Arsel cümlesini tamamlayamadan midemin boğazıma kadar çıktığını hissettim. Elimi ağzıma götürüp bozuntuya vermemeye çalışsam da bu çok uzun sürmemişti. Yine bir Usain Bold edasıyla tuvalete koştururken, hemen ardımdan gelip saçlarımın ağzıma girmesini engelledi.

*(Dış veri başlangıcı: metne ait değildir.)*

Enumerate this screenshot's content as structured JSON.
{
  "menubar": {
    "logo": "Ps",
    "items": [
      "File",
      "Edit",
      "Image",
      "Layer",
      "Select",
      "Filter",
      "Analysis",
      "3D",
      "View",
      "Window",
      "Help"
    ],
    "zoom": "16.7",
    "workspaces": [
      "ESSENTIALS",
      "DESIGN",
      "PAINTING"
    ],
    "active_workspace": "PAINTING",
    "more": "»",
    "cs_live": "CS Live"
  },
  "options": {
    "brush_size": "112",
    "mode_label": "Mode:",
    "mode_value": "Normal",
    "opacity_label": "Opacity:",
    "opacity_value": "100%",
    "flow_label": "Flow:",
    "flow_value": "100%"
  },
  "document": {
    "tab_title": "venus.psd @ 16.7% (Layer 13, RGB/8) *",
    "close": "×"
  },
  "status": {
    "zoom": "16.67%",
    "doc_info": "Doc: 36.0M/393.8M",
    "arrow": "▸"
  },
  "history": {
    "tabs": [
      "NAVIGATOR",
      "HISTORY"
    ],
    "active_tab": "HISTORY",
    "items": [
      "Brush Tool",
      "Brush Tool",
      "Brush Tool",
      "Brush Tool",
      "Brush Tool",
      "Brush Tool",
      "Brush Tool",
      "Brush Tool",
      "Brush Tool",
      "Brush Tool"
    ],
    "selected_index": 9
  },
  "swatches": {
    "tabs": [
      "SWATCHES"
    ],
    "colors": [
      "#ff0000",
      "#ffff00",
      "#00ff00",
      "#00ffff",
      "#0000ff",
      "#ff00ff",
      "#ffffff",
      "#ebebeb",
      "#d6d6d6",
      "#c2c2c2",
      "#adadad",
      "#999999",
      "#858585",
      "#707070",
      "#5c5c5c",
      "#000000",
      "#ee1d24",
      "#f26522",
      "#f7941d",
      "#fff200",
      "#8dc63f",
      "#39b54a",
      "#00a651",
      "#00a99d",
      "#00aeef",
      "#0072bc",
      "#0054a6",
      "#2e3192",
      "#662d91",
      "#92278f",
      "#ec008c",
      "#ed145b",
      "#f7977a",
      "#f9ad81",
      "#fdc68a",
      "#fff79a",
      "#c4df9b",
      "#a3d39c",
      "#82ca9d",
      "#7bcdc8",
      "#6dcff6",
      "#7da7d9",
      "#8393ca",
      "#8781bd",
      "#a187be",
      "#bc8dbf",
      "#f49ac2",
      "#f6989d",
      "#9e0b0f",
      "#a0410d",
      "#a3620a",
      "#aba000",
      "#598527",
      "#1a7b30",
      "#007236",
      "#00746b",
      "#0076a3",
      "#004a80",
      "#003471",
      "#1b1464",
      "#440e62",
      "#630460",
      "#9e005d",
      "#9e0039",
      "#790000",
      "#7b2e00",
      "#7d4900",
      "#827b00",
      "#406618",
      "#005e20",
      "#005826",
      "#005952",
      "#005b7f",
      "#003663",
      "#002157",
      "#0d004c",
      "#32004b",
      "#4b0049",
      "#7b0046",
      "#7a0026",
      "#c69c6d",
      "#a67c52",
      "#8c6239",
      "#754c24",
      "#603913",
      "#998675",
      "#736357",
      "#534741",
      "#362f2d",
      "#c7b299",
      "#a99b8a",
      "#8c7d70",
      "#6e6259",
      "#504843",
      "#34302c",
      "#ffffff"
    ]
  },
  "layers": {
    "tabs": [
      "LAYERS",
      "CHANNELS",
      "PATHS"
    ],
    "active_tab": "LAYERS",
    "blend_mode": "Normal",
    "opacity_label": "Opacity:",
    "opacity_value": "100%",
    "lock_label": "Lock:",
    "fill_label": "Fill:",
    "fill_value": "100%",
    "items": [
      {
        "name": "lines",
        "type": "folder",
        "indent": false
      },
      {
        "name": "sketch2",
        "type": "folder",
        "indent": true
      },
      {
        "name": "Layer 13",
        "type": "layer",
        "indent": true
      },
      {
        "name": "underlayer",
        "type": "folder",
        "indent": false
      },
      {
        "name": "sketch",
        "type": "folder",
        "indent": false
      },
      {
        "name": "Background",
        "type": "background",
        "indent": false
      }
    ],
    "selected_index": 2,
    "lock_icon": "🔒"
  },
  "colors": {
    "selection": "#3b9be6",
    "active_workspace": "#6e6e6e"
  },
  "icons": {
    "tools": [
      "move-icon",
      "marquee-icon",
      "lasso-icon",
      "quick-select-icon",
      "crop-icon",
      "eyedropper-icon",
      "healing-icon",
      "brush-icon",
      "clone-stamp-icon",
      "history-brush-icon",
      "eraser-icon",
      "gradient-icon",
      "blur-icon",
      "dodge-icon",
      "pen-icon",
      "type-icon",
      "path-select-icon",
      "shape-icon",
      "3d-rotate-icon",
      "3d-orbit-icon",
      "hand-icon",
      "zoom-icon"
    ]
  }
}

Allah'ım ağzıma tıpa takmak istiyorum yeter artık midemde çıkartacak bir şey kalmadı. Acaba biraz daha kussam bebekte çıkıp gider miydi? Bu hamileliğin sadece midemi değil IQ seviyemi de etkilediği kesindi.
Dengemi kaybedip yana düşeceğim sırada Arsel belimden yakaladı.
"Tuttum seni."
Tamamiyle görüş alanımdaydı artık. Gözlerindeki endişe mahvediyordu beni.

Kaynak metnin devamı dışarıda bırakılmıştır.